To: richardred who wrote (1874)4/6/2009 11:06:27 AM
From: richardred  Respond to of 7248
 
Should Nike Make a Play for Under Armour?
by: Wanting Green April 06, 2009 |

Nike (NKE) needs to start considering what benefits they would have by exploring a purchase of Under Armour (UA). Nike has tried to duplicate many of Under Armour's signature products, including the first product, the Under Armour underwear gear. Additionally, Under Armour's cold gear is a popular item for football players in cold weather games, along with their increasing popularity to younger generations of athletes.

Under Armour's recent introduction of running shoes is also a threat to long term shareholder value for Nike. As of right now, the shoes are barely noticeable to Nike, with billions of dollars of sales in running shoes and running apparel for Nike. Under Armour is only trying to steal a small piece of the pie. But, with young consumers very aware of the Under Armour brand, it seems that Under Armour has the momentum to one day steal a greater piece of that pie. Nike could act now to thwart any chances of Under Armour damaging their market share. Obviously, any threat is years away, but now is the time to put an end to that possibility.

But, the biggest benefit would be a purchase of Under Armour at a depressed price and before they truly start developing momentum as a public company. Currently, Under Armour is trading south of $20 a share ($18.07 as of April 3). Nike could use their $2.6 billion in cash or more prudently offer a deal that includes their stock as consideration.

If Nike offered in the $28-33 a share range they would be offering an excellent premium - a premium that most shareholders will not be able to turn down, and a price the board will have a hard time rejecting (but they will try and try hard).

CEO Kevin Plank would likely put up a strong fight. It is doubtful that he would want to sell the company that he has built from the ground up at such a young stage, or even at all. That is why the strong premium would be necessary. Insiders currently own less than 7% of the company. This means Plank does not have the votes necessary to defeat a strong takeover attempt by Nike. He would have to show his large shareholders that he has a long term plan superior to the offer by Nike. A difficult burden, considering the economy and retail's relative uncertainty.

Nike needs this deal to take advantage of the recession. They have an iconic brand and management has made prudent decisions over the last decade. Nike has a relatively small debt load for a retailer (800 million) and this would not add to that burden. Moreover, Nike still has momentum in a variety of developing nations, introducing Under Armour would only help that cause.

Pulling the trigger now will allow Nike to gradually incorporate Under Armour within their brand and decrease competition for many of the products they sale head to head.
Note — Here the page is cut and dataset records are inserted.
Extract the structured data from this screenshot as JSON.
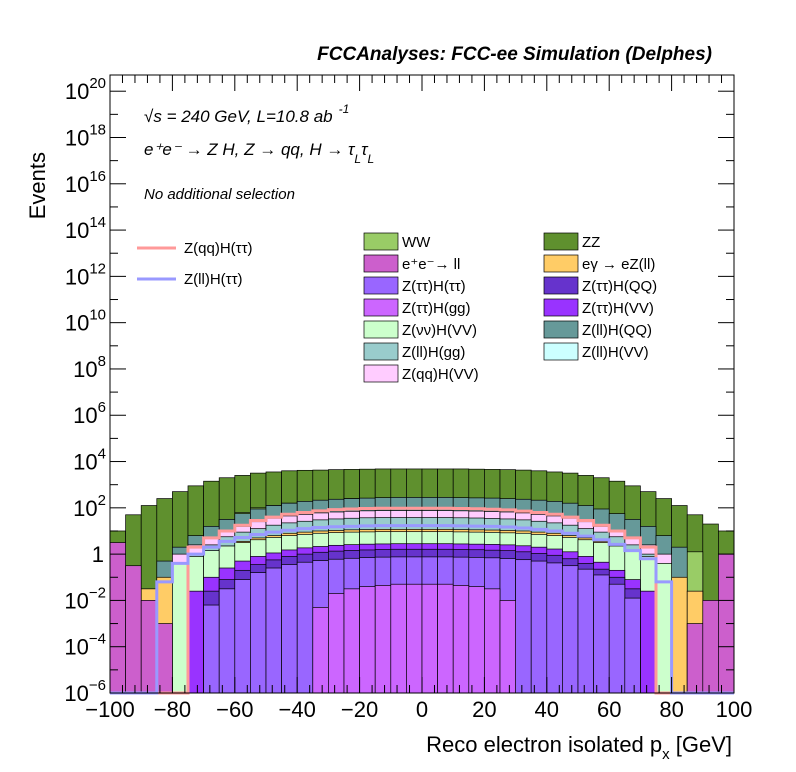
{
  "chart_data": {
    "type": "area",
    "title": "FCCAnalyses: FCC-ee Simulation (Delphes)",
    "xlabel": "Reco electron isolated p",
    "xlabel_sub": "x",
    "xlabel_unit": " [GeV]",
    "ylabel": "Events",
    "xlim": [
      -100,
      100
    ],
    "ylim_log10": [
      -6,
      20.7
    ],
    "log_y": true,
    "grid": false,
    "x_ticks": [
      "−100",
      "−80",
      "−60",
      "−40",
      "−20",
      "0",
      "20",
      "40",
      "60",
      "80",
      "100"
    ],
    "y_ticks": [
      {
        "base": "10",
        "exp": "−6"
      },
      {
        "base": "10",
        "exp": "−4"
      },
      {
        "base": "10",
        "exp": "−2"
      },
      {
        "base": "1",
        "exp": ""
      },
      {
        "base": "10",
        "exp": "2"
      },
      {
        "base": "10",
        "exp": "4"
      },
      {
        "base": "10",
        "exp": "6"
      },
      {
        "base": "10",
        "exp": "8"
      },
      {
        "base": "10",
        "exp": "10"
      },
      {
        "base": "10",
        "exp": "12"
      },
      {
        "base": "10",
        "exp": "14"
      },
      {
        "base": "10",
        "exp": "16"
      },
      {
        "base": "10",
        "exp": "18"
      },
      {
        "base": "10",
        "exp": "20"
      }
    ],
    "annotations": {
      "energy_prefix": "√",
      "energy_s": "s",
      "energy_text": " = 240 GeV, L=10.8 ab",
      "lumi_exp": "-1",
      "process": "e⁺e⁻ → Z H, Z → qq, H → τ",
      "tau_sub": "L",
      "tau2": "τ",
      "tau2_sub": "L",
      "selection": "No additional selection"
    },
    "legend_placement": "center-right",
    "signals": [
      {
        "name": "Z(qq)H(ττ)",
        "color": "#ff9999"
      },
      {
        "name": "Z(ll)H(ττ)",
        "color": "#9999ff"
      }
    ],
    "legend_backgrounds": [
      {
        "name": "WW",
        "color": "#99cc66"
      },
      {
        "name": "ZZ",
        "color": "#5f902e"
      },
      {
        "name": "e⁺e⁻→ ll",
        "color": "#cc5fcc"
      },
      {
        "name": "eγ → eZ(ll)",
        "color": "#ffcc66"
      },
      {
        "name": "Z(ττ)H(ττ)",
        "color": "#9966ff"
      },
      {
        "name": "Z(ττ)H(QQ)",
        "color": "#6633cc"
      },
      {
        "name": "Z(ττ)H(gg)",
        "color": "#cc66ff"
      },
      {
        "name": "Z(ττ)H(VV)",
        "color": "#9933ff"
      },
      {
        "name": "Z(νν)H(VV)",
        "color": "#ccffcc"
      },
      {
        "name": "Z(ll)H(QQ)",
        "color": "#669999"
      },
      {
        "name": "Z(ll)H(gg)",
        "color": "#99cccc"
      },
      {
        "name": "Z(ll)H(VV)",
        "color": "#ccffff"
      },
      {
        "name": "Z(qq)H(VV)",
        "color": "#ffccff"
      }
    ],
    "bin_edges_start": -100,
    "bin_width": 5,
    "stack_log10": [
      {
        "name": "ZZ",
        "color": "#5f902e",
        "values": [
          1.0,
          1.7,
          2.1,
          2.4,
          2.7,
          2.95,
          3.15,
          3.3,
          3.4,
          3.5,
          3.55,
          3.6,
          3.62,
          3.63,
          3.65,
          3.66,
          3.67,
          3.68,
          3.68,
          3.68,
          3.68,
          3.68,
          3.68,
          3.67,
          3.66,
          3.65,
          3.63,
          3.6,
          3.55,
          3.5,
          3.4,
          3.3,
          3.15,
          2.95,
          2.7,
          2.4,
          2.1,
          1.7,
          1.3,
          1.0
        ]
      },
      {
        "name": "WW",
        "color": "#99cc66",
        "values": [
          -6,
          -6,
          -6,
          -2.5,
          -0.5,
          0.5,
          1.0,
          1.5,
          1.8,
          2.0,
          2.1,
          2.2,
          2.25,
          2.3,
          2.35,
          2.4,
          2.4,
          2.4,
          2.4,
          2.4,
          2.4,
          2.4,
          2.4,
          2.4,
          2.4,
          2.35,
          2.3,
          2.25,
          2.2,
          2.1,
          2.0,
          1.8,
          1.5,
          1.0,
          0.4,
          0.2,
          -0.3,
          0.1,
          -6,
          -6
        ]
      },
      {
        "name": "Z(ll)H(QQ)",
        "color": "#669999",
        "values": [
          -6,
          -6,
          -6,
          -0.3,
          0.3,
          0.8,
          1.2,
          1.5,
          1.75,
          1.95,
          2.1,
          2.2,
          2.28,
          2.33,
          2.37,
          2.4,
          2.42,
          2.44,
          2.45,
          2.45,
          2.45,
          2.45,
          2.44,
          2.43,
          2.42,
          2.4,
          2.37,
          2.33,
          2.28,
          2.2,
          2.1,
          1.95,
          1.75,
          1.5,
          1.2,
          0.8,
          0.3,
          -6,
          -6,
          -6
        ]
      },
      {
        "name": "Z(qq)H(VV)",
        "color": "#ffccff",
        "values": [
          -6,
          -6,
          -6,
          -6,
          0.0,
          0.4,
          0.7,
          1.0,
          1.2,
          1.4,
          1.55,
          1.65,
          1.72,
          1.78,
          1.82,
          1.85,
          1.87,
          1.88,
          1.88,
          1.88,
          1.88,
          1.88,
          1.87,
          1.86,
          1.84,
          1.82,
          1.78,
          1.72,
          1.65,
          1.55,
          1.4,
          1.2,
          1.0,
          0.7,
          0.4,
          0.0,
          -6,
          -6,
          -6,
          -6
        ]
      },
      {
        "name": "Z(ll)H(gg)",
        "color": "#99cccc",
        "values": [
          -6,
          -6,
          -6,
          -6,
          -6,
          0.0,
          0.4,
          0.75,
          0.95,
          1.1,
          1.25,
          1.35,
          1.42,
          1.48,
          1.52,
          1.55,
          1.57,
          1.58,
          1.58,
          1.58,
          1.58,
          1.58,
          1.57,
          1.56,
          1.54,
          1.52,
          1.48,
          1.42,
          1.35,
          1.25,
          1.1,
          0.95,
          0.75,
          0.4,
          0.0,
          -6,
          -6,
          -6,
          -6,
          -6
        ]
      },
      {
        "name": "eγ → eZ(ll)",
        "color": "#ffcc66",
        "values": [
          -6,
          -6,
          -1.5,
          -1.0,
          -0.5,
          -0.2,
          0.1,
          0.35,
          0.55,
          0.7,
          0.8,
          0.9,
          0.95,
          1.0,
          1.02,
          1.05,
          1.06,
          1.07,
          1.07,
          1.07,
          1.07,
          1.07,
          1.06,
          1.05,
          1.04,
          1.02,
          1.0,
          0.95,
          0.9,
          0.8,
          0.7,
          0.55,
          0.35,
          0.1,
          -0.2,
          -0.5,
          -1.0,
          -1.6,
          -6,
          -6
        ]
      },
      {
        "name": "Z(νν)H(VV)",
        "color": "#ccffcc",
        "values": [
          -6,
          -6,
          -6,
          -6,
          -0.4,
          -0.1,
          0.15,
          0.35,
          0.5,
          0.62,
          0.72,
          0.8,
          0.85,
          0.9,
          0.93,
          0.95,
          0.96,
          0.97,
          0.97,
          0.97,
          0.97,
          0.97,
          0.96,
          0.95,
          0.94,
          0.92,
          0.9,
          0.85,
          0.8,
          0.72,
          0.62,
          0.5,
          0.35,
          0.15,
          -0.1,
          -0.4,
          -6,
          -6,
          -6,
          -6
        ]
      },
      {
        "name": "Z(ττ)H(VV)",
        "color": "#9933ff",
        "values": [
          -6,
          -6,
          -6,
          -6,
          -6,
          -1.6,
          -1.0,
          -0.6,
          -0.3,
          -0.1,
          0.05,
          0.18,
          0.27,
          0.33,
          0.38,
          0.41,
          0.43,
          0.44,
          0.45,
          0.45,
          0.45,
          0.45,
          0.44,
          0.43,
          0.42,
          0.4,
          0.36,
          0.3,
          0.22,
          0.1,
          -0.1,
          -0.35,
          -0.7,
          -1.1,
          -1.6,
          -6,
          -6,
          -6,
          -6,
          -6
        ]
      },
      {
        "name": "Z(ττ)H(QQ)",
        "color": "#6633cc",
        "values": [
          -6,
          -6,
          -6,
          -6,
          -6,
          -6,
          -1.6,
          -1.1,
          -0.7,
          -0.45,
          -0.25,
          -0.1,
          0.0,
          0.08,
          0.13,
          0.16,
          0.18,
          0.2,
          0.21,
          0.21,
          0.21,
          0.21,
          0.2,
          0.19,
          0.17,
          0.15,
          0.1,
          0.03,
          -0.05,
          -0.2,
          -0.4,
          -0.65,
          -1.0,
          -1.5,
          -6,
          -6,
          -6,
          -6,
          -6,
          -6
        ]
      },
      {
        "name": "Z(ττ)H(ττ)",
        "color": "#9966ff",
        "values": [
          -6,
          -6,
          -6,
          -6,
          -6,
          -6,
          -2.2,
          -1.5,
          -1.1,
          -0.8,
          -0.6,
          -0.45,
          -0.35,
          -0.28,
          -0.22,
          -0.18,
          -0.15,
          -0.13,
          -0.12,
          -0.12,
          -0.12,
          -0.12,
          -0.13,
          -0.14,
          -0.16,
          -0.19,
          -0.24,
          -0.3,
          -0.38,
          -0.5,
          -0.65,
          -0.9,
          -1.3,
          -1.9,
          -6,
          -6,
          -6,
          -6,
          -6,
          -6
        ]
      },
      {
        "name": "Z(ττ)H(gg)",
        "color": "#cc66ff",
        "values": [
          -6,
          -6,
          -6,
          -6,
          -6,
          -6,
          -6,
          -6,
          -6,
          -6,
          -6,
          -6,
          -6,
          -2.3,
          -1.7,
          -1.5,
          -1.4,
          -1.35,
          -1.3,
          -1.3,
          -1.3,
          -1.3,
          -1.35,
          -1.4,
          -1.5,
          -2.0,
          -6,
          -6,
          -6,
          -6,
          -6,
          -6,
          -6,
          -6,
          -6,
          -6,
          -6,
          -6,
          -6,
          -6
        ]
      },
      {
        "name": "e⁺e⁻→ ll",
        "color": "#cc5fcc",
        "values": [
          0.5,
          -0.5,
          -2.0,
          -3.0,
          -6,
          -6,
          -6,
          -6,
          -6,
          -6,
          -6,
          -6,
          -6,
          -6,
          -6,
          -6,
          -6,
          -6,
          -6,
          -6,
          -6,
          -6,
          -6,
          -6,
          -6,
          -6,
          -6,
          -6,
          -6,
          -6,
          -6,
          -6,
          -6,
          -6,
          -6,
          -6,
          -6,
          -3.0,
          -2.0,
          0.0
        ]
      }
    ],
    "signal_lines_log10": [
      {
        "name": "Z(qq)H(ττ)",
        "color": "#ff9999",
        "values": [
          -6,
          -6,
          -6,
          -6,
          -6,
          0.3,
          0.7,
          1.0,
          1.25,
          1.45,
          1.6,
          1.72,
          1.8,
          1.87,
          1.92,
          1.95,
          1.97,
          1.98,
          1.98,
          1.98,
          1.98,
          1.98,
          1.97,
          1.96,
          1.94,
          1.91,
          1.86,
          1.8,
          1.72,
          1.6,
          1.45,
          1.25,
          1.0,
          0.7,
          0.3,
          -6,
          -6,
          -6,
          -6,
          -6
        ]
      },
      {
        "name": "Z(ll)H(ττ)",
        "color": "#9999ff",
        "values": [
          -6,
          -6,
          -6,
          -1.2,
          -0.4,
          0.0,
          0.3,
          0.55,
          0.72,
          0.85,
          0.95,
          1.03,
          1.1,
          1.15,
          1.18,
          1.2,
          1.22,
          1.23,
          1.23,
          1.23,
          1.23,
          1.23,
          1.22,
          1.21,
          1.2,
          1.17,
          1.13,
          1.07,
          1.0,
          0.9,
          0.78,
          0.62,
          0.42,
          0.15,
          -0.2,
          -1.2,
          -6,
          -6,
          -6,
          -6
        ]
      }
    ]
  }
}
This will have the benefit of increasing margins and stifling any attempt at price wars.

Nike can clearly compete against Under Armour, and will probably win most of the battles over the long run. But, instead they could acquire Under Armour at a discount price, use their inventory controls, superior management, and industry knowledge to build a stronger Under Armour, cut costs and create a real asset to shareholders.

Such a purchase would also ensure that Nike's growth continues. Nike is becoming a mature company and growth is still respectable, but Under Armour if properly utilized and managed could add to the bottom line in a big way.

At the very least, Nike needs to consider the option. And if they deem the option to be profitable, they need to act quickly, because Under Armour will not always be trading under $20 dollars a share.